Um ein wirksames Boneyard zu schaffen, müssen Rohhumus, organische Streu und Wurzeln vollständig bis zum verdichteten Mineralboden entfernt werden. Schwere Maschinen wie Planierraupenschlepper oder Grader übernehmen diese Arbeit, oft entlang von Höhenlinien an Hängen, um die Wirksamkeit zu maximieren. Breite und Instandhaltung sind entscheidend: Ein Boneyard verliert seine Funktion, wenn sich Kiefernnadeln, Blätter oder anderes brennbares Material innerhalb von Wochen oder Monaten auf dem blossen Boden ansammeln.

Das Boneyard ist am wertvollsten in Hochfeuer-Risikozonen, wo sommerliche Hitze und niedrige Feuchte Bedingungen für schnelle Brandausbreitung schaffen. Bei Kontrollbränden oder beim Umgang mit heissem Material wie frischer Schlacke oder abkühlendem Koks verhindert die Lagerung solcher Materialien auf vorbereiteten Boneyards Sekundärbrände in angrenzenden Wäldern oder Buschbeständen. In Industriehöfen, die Steinkohle oder Holzkohlestäube lagern, begrenzen Boneyards auch Verschüttungen und reduzieren Staubverschleppung in sensible Bereiche.

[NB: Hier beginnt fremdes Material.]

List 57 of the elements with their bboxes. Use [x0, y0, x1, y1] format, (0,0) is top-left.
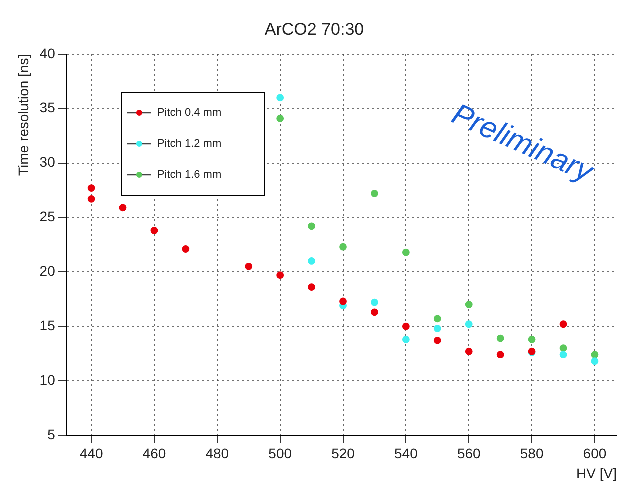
point [560, 344, 568, 352]
point [465, 301, 473, 308]
point [340, 243, 347, 251]
chart-title: ArCO2 70:30 [264, 20, 364, 39]
y-tick-label: 30 [40, 154, 56, 170]
point [182, 246, 190, 253]
y-tick-label: 5 [48, 426, 56, 442]
point [276, 272, 284, 280]
point [119, 204, 127, 212]
point [150, 227, 158, 234]
point [465, 348, 473, 356]
x-tick-label: 600 [583, 446, 607, 462]
y-tick-label: 20 [40, 262, 56, 279]
x-tick-label: 540 [394, 446, 418, 462]
point [434, 325, 442, 332]
point [308, 284, 316, 292]
legend-label: Pitch 0.4 mm [157, 107, 222, 120]
point [402, 322, 410, 330]
point [465, 320, 473, 328]
x-tick-label: 440 [80, 446, 104, 462]
point [591, 351, 599, 359]
point [560, 320, 568, 328]
point [528, 336, 536, 344]
x-tick-label: 560 [457, 446, 482, 462]
legend-label: Pitch 1.6 mm [157, 169, 222, 182]
point [560, 351, 568, 359]
point [402, 336, 410, 344]
point [88, 184, 96, 192]
point [371, 298, 378, 306]
point [371, 308, 378, 316]
point [434, 336, 442, 344]
point [496, 334, 504, 342]
legend-label: Pitch 1.2 mm [157, 138, 222, 150]
point [402, 248, 410, 256]
y-tick-label: 40 [40, 45, 56, 62]
point [276, 114, 284, 122]
y-tick-label: 10 [40, 372, 56, 388]
x-axis-title: HV [V] [576, 465, 617, 482]
x-tick-label: 520 [332, 446, 356, 462]
point [276, 94, 284, 102]
point [496, 351, 504, 359]
x-tick-label: 580 [520, 446, 544, 462]
point [308, 222, 316, 230]
x-tick-label: 480 [206, 446, 230, 462]
point [245, 262, 253, 270]
point [308, 258, 316, 265]
point [371, 190, 378, 198]
y-tick-label: 25 [40, 208, 56, 225]
x-tick-label: 460 [142, 446, 166, 462]
point [434, 315, 442, 323]
y-tick-label: 15 [40, 317, 56, 334]
x-tick-label: 500 [268, 446, 292, 462]
point [591, 358, 599, 366]
y-tick-label: 35 [40, 100, 56, 116]
point [88, 195, 96, 203]
point [340, 298, 347, 306]
y-axis-title: Time resolution [ns] [15, 54, 32, 176]
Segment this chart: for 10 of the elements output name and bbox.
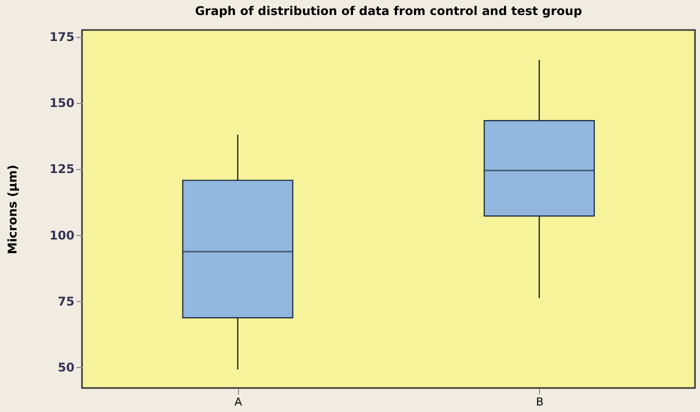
y-tick-label: 175 xyxy=(49,30,74,44)
x-tick-label: A xyxy=(234,396,242,408)
x-tick-label: B xyxy=(536,396,544,408)
y-tick-label: 125 xyxy=(49,162,74,176)
y-tick-label: 150 xyxy=(49,96,74,110)
y-axis-title: Microns (µm) xyxy=(5,164,20,254)
chart-title: Graph of distribution of data from control and test group xyxy=(194,4,582,18)
y-tick-label: 50 xyxy=(58,360,74,374)
y-tick-label: 75 xyxy=(58,294,74,308)
y-tick-label: 100 xyxy=(49,228,74,242)
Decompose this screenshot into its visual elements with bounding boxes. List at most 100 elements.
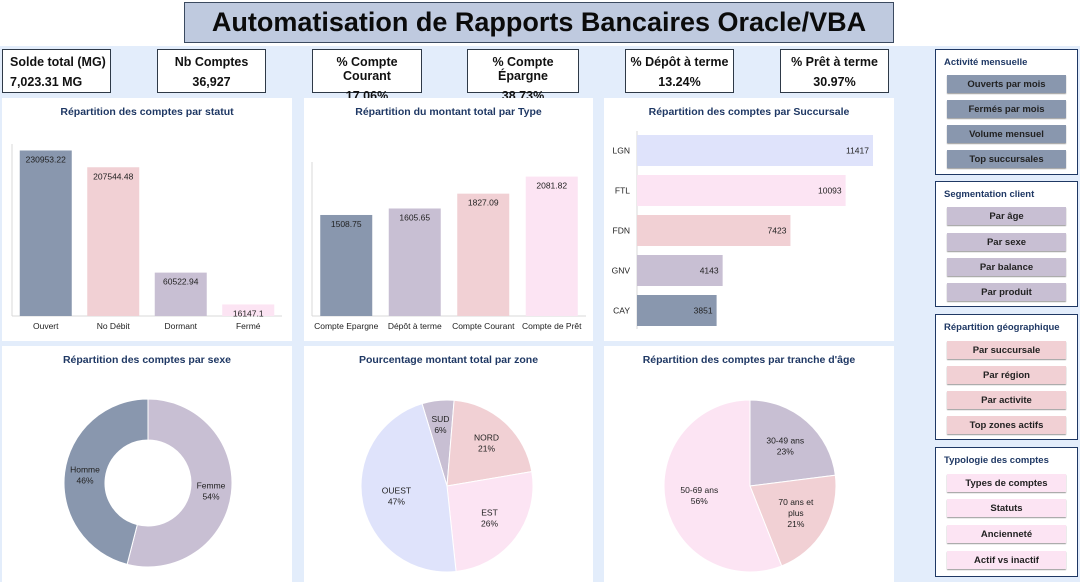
tick-label: CAY <box>613 306 630 316</box>
kpi-label: % Dépôt à terme <box>630 55 729 69</box>
bar <box>87 167 140 316</box>
data-label: 7423 <box>768 226 787 236</box>
kpi-card-compte-epargne: % Compte Épargne 38.73% <box>467 49 579 103</box>
slice-label: 23% <box>777 447 794 457</box>
menu-activite-mensuelle: Activité mensuelle Ouverts par mois Ferm… <box>935 49 1078 175</box>
tick-label: GNV <box>612 266 631 276</box>
bar <box>320 214 373 316</box>
tick-label: Dépôt à terme <box>388 321 442 331</box>
slice-label: EST <box>481 508 498 518</box>
par-activite-button[interactable]: Par activite <box>947 391 1066 409</box>
slice-label: 21% <box>787 519 804 529</box>
bar <box>637 175 846 206</box>
tick-label: Compte Epargne <box>314 321 379 331</box>
kpi-value: 30.97% <box>813 75 856 89</box>
kpi-label: Nb Comptes <box>174 55 249 69</box>
ouverts-par-mois-button[interactable]: Ouverts par mois <box>947 75 1066 93</box>
data-label: 1827.09 <box>468 198 499 208</box>
chart-panel-sexe: Répartition des comptes par sexe Femme 54… <box>2 346 292 582</box>
par-produit-button[interactable]: Par produit <box>947 283 1066 301</box>
top-zones-actifs-button[interactable]: Top zones actifs <box>947 416 1066 434</box>
chart-type: 1508.75 Compte Epargne 1605.65 Dépôt à term… <box>311 162 586 331</box>
chart-panel-zone: Pourcentage montant total par zone SUD 6%… <box>304 346 593 582</box>
par-sexe-button[interactable]: Par sexe <box>947 233 1066 251</box>
bar <box>388 208 441 316</box>
pie-slice <box>63 398 149 565</box>
top-succursales-button[interactable]: Top succursales <box>947 150 1066 168</box>
pie-slice <box>446 399 533 487</box>
bar <box>637 255 723 286</box>
par-balance-button[interactable]: Par balance <box>947 258 1066 276</box>
fermes-par-mois-button[interactable]: Fermés par mois <box>947 100 1066 118</box>
slice-label: 50-69 ans <box>680 485 718 495</box>
pie-slice <box>446 471 534 573</box>
bar <box>525 176 578 316</box>
chart-panel-type: Répartition du montant total par Type 15… <box>304 98 593 341</box>
tick-label: Dormant <box>164 321 197 331</box>
data-label: 16147.1 <box>233 308 264 318</box>
slice-label: OUEST <box>382 486 411 496</box>
slice-label: 21% <box>478 443 495 453</box>
par-succursale-button[interactable]: Par succursale <box>947 341 1066 359</box>
tick-label: No Débit <box>97 321 131 331</box>
par-age-button[interactable]: Par âge <box>947 207 1066 225</box>
data-label: 230953.22 <box>26 154 66 164</box>
menu-title: Activité mensuelle <box>944 57 1028 68</box>
chart-title: Répartition des comptes par Succursale <box>648 106 850 118</box>
bar <box>19 150 72 316</box>
data-label: 2081.82 <box>536 181 567 191</box>
actif-vs-inactif-button[interactable]: Actif vs inactif <box>947 551 1066 569</box>
pie-slice <box>749 399 836 487</box>
kpi-value: 36,927 <box>192 75 231 89</box>
data-label: 3851 <box>694 306 713 316</box>
slice-label: Homme <box>70 465 100 475</box>
kpi-card-compte-courant: % Compte Courant 17.06% <box>312 49 422 103</box>
slice-label: 47% <box>388 497 405 507</box>
kpi-value: 13.24% <box>658 75 701 89</box>
tick-label: FTL <box>615 186 630 196</box>
kpi-card-pret-terme: % Prêt à terme 30.97% <box>780 49 889 93</box>
bar <box>637 135 873 166</box>
slice-label: SUD <box>431 414 449 424</box>
anciennete-button[interactable]: Ancienneté <box>947 525 1066 543</box>
tick-label: Compte Courant <box>452 321 515 331</box>
slice-label: NORD <box>474 432 499 442</box>
bar <box>637 295 717 326</box>
chart-title: Pourcentage montant total par zone <box>358 354 539 366</box>
data-label: 11417 <box>846 146 869 156</box>
kpi-card-nb-comptes: Nb Comptes 36,927 <box>157 49 266 93</box>
tick-label: Ouvert <box>33 321 59 331</box>
volume-mensuel-button[interactable]: Volume mensuel <box>947 125 1066 143</box>
menu-title: Typologie des comptes <box>944 455 1049 466</box>
pie-slice <box>126 398 233 568</box>
pie-slice <box>663 399 783 573</box>
chart-title: Répartition des comptes par sexe <box>62 354 232 366</box>
menu-title: Segmentation client <box>944 189 1035 200</box>
kpi-label: % Compte Courant <box>336 55 398 83</box>
slice-label: Femme <box>197 480 226 490</box>
kpi-card-solde-total: Solde total (MG) 7,023.31 MG <box>2 49 111 93</box>
types-de-comptes-button[interactable]: Types de comptes <box>947 474 1066 492</box>
menu-repartition-geographique: Répartition géographique Par succursale … <box>935 314 1078 440</box>
statuts-button[interactable]: Statuts <box>947 499 1066 517</box>
slice-label: 56% <box>691 496 708 506</box>
slice-label: plus <box>788 508 804 518</box>
data-label: 1605.65 <box>399 212 430 222</box>
chart-title: Répartition du montant total par Type <box>355 106 542 118</box>
page-title: Automatisation de Rapports Bancaires Ora… <box>184 2 894 43</box>
bar <box>457 193 510 316</box>
par-region-button[interactable]: Par région <box>947 366 1066 384</box>
title-bar: Automatisation de Rapports Bancaires Ora… <box>0 0 1080 46</box>
kpi-label: Solde total (MG) <box>10 55 106 69</box>
kpi-card-depot-terme: % Dépôt à terme 13.24% <box>625 49 734 93</box>
pie-slice <box>749 474 837 567</box>
tick-label: Fermé <box>236 321 261 331</box>
chart-title: Répartition des comptes par statut <box>60 106 234 118</box>
data-label: 1508.75 <box>331 219 362 229</box>
slice-label: 54% <box>202 491 219 501</box>
slice-label: 6% <box>434 425 447 435</box>
slice-label: 26% <box>481 519 498 529</box>
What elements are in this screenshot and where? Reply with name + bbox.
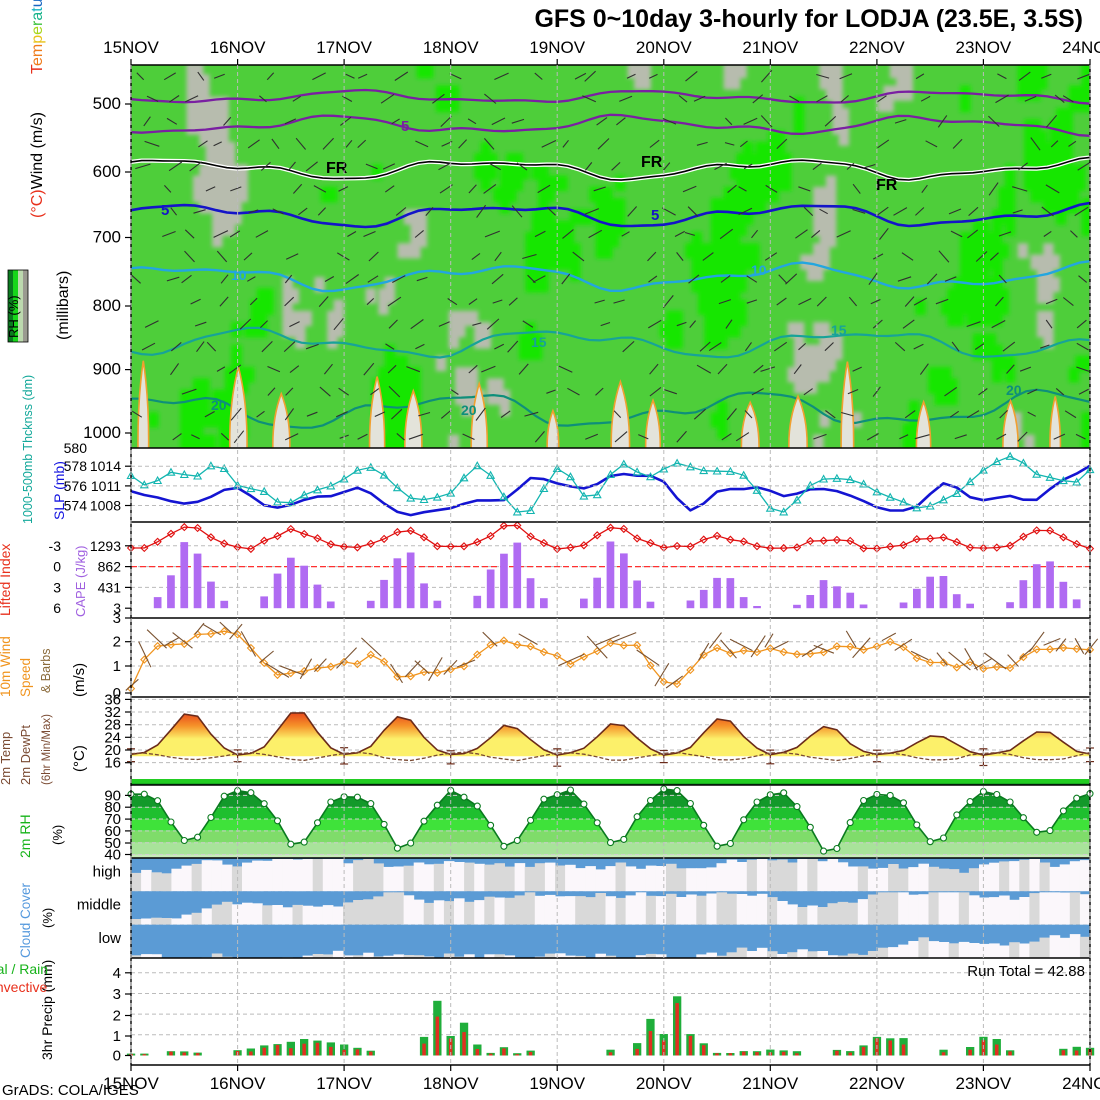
svg-text:(millibars): (millibars) — [55, 271, 72, 340]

Probleme entstehen, wenn Boneyards nicht instandgehalten werden oder ihre Lage in Bezug auf Windrichtung und Brennstoffaufkommen falsch gewählt ist. Eine schmale oder teilweise bewachsene Feuerschneise versagt bei starkem Wind oder hoher Hitzeintensität. In Trockengebieten mit leichtem, verwehtem Boden können Boneyards durch Luftverwehung von organischem Material wieder kontaminiert werden; in feuchten Klimazonen erfordern sie regelmässiges Nachschälen. Kosten und Flächennutzungskonflikte bedeuten, dass Boneyards auf Hochrisikozonen beschränkt bleiben statt flächig angewendet zu werden.